Therapeutic target in systemic lupus erythematosus validated for atacicept Audited

Our research and development work in Autoimmune and Inflammatory Diseases focuses on proteins that modulate key pathogenic mechanisms in these diseases. We are developing the recombinant protein atacicept for autoimmune diseases such as systemic lupus erythematosus (SLE). This innovative compound blocks the two immunomodulatory factors APRIL and BLyS. They are important for the survival and the proliferation of lymphocytes that trigger an abnormal immune reaction against the patient’s own normal tissues.

SLE is a chronic, autoimmune disease that mainly affects women and is an area of great unmet medical need. We are currently enrolling patients into a Phase II/III clinical trial with atacicept in SLE. In the second half of 2009, a competitor published positive data from two Phase III trials in SLE involving a BLyS-targeted compound administered intravenously. These results are encouraging for us since atacicept targets not only BLyS but also APRIL, and is administered by subcutaneous injection, which is more convenient for patients than an infusion.

In 2008, we discontinued a Phase II/III study in lupus nephritis (LN), a particularly severe form of kidney failure, owing to infections that were probably the result of significant disease activity coupled with the concomitant use of several immunosuppressive medications. Having evaluated the trial data, we are now adjusting the clinical development plan for atacicept in lupus nephritis.

We analyzed the results of our Phase II trials with atacicept in rheumatoid arthritis (RA).

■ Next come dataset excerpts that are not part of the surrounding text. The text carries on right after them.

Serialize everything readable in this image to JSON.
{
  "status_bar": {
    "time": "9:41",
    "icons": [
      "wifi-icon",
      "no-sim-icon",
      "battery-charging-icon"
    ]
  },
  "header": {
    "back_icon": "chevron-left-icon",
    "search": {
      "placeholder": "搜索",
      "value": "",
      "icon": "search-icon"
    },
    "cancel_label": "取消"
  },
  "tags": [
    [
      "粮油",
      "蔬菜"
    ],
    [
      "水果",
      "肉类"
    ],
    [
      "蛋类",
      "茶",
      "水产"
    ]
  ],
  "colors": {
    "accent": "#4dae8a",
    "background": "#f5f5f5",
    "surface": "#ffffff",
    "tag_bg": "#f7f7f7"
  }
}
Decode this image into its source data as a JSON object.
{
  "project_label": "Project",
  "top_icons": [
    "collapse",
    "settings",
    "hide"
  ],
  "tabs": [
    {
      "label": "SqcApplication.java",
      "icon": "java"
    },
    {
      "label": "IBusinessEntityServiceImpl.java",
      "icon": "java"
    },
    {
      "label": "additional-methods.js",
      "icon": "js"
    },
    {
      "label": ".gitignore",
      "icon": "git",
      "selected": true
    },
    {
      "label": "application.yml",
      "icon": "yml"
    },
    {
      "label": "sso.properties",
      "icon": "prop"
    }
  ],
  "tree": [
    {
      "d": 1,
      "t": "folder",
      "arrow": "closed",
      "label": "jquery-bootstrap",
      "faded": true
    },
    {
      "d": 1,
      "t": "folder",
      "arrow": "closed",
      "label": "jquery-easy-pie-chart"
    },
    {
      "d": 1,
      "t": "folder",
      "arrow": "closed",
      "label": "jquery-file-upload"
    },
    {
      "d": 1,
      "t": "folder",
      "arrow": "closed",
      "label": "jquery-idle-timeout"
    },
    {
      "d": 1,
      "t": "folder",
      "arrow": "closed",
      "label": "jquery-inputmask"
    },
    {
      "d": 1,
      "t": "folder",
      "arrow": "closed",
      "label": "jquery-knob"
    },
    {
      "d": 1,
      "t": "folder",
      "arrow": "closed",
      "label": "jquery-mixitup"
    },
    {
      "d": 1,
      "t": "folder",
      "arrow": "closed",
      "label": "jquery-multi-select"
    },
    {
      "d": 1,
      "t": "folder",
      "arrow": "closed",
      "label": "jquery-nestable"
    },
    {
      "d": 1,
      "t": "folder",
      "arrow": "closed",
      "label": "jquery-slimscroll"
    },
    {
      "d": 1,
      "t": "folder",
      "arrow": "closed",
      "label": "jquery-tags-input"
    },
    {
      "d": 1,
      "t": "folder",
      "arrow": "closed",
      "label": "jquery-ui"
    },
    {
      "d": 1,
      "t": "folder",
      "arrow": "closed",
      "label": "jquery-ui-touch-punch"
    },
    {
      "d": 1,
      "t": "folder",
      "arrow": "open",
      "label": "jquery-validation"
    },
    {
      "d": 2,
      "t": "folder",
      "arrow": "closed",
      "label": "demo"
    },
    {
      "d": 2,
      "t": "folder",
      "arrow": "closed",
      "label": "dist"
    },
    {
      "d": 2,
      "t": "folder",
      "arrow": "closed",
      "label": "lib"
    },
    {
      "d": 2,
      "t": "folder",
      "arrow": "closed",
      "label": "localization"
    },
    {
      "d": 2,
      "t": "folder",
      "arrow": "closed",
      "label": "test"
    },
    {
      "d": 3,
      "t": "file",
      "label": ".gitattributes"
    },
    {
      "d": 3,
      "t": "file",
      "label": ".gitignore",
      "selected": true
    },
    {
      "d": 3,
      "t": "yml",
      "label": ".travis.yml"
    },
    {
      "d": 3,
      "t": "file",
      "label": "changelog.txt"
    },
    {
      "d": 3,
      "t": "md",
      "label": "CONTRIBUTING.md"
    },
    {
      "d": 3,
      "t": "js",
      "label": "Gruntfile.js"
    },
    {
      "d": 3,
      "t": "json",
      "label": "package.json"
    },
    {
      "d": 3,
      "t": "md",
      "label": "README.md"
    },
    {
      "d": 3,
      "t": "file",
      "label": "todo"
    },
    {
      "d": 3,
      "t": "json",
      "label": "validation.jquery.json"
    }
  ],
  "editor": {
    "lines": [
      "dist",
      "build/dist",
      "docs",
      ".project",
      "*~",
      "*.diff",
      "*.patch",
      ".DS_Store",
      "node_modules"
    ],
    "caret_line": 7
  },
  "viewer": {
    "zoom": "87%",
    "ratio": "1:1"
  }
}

Although we noted strong biological effects and indications of clinical benefit, the efficacy data did not correspond to our criteria for a move to Phase III.

Thanks to its novel mechanism of action, fibroblast growth factor 18 (FGF 18) could be the first disease-modifying treatment for osteoarthritis and the repair of cartilage damaged following injury. In the laboratory it has been shown to stimulate the regeneration of articular cartilage defects. FGF 18 may thus support the healing of degenerative joint disease instead of simply treating its symptoms. Patient enrollment was completed early for two Phase I clinical trials that are currently underway.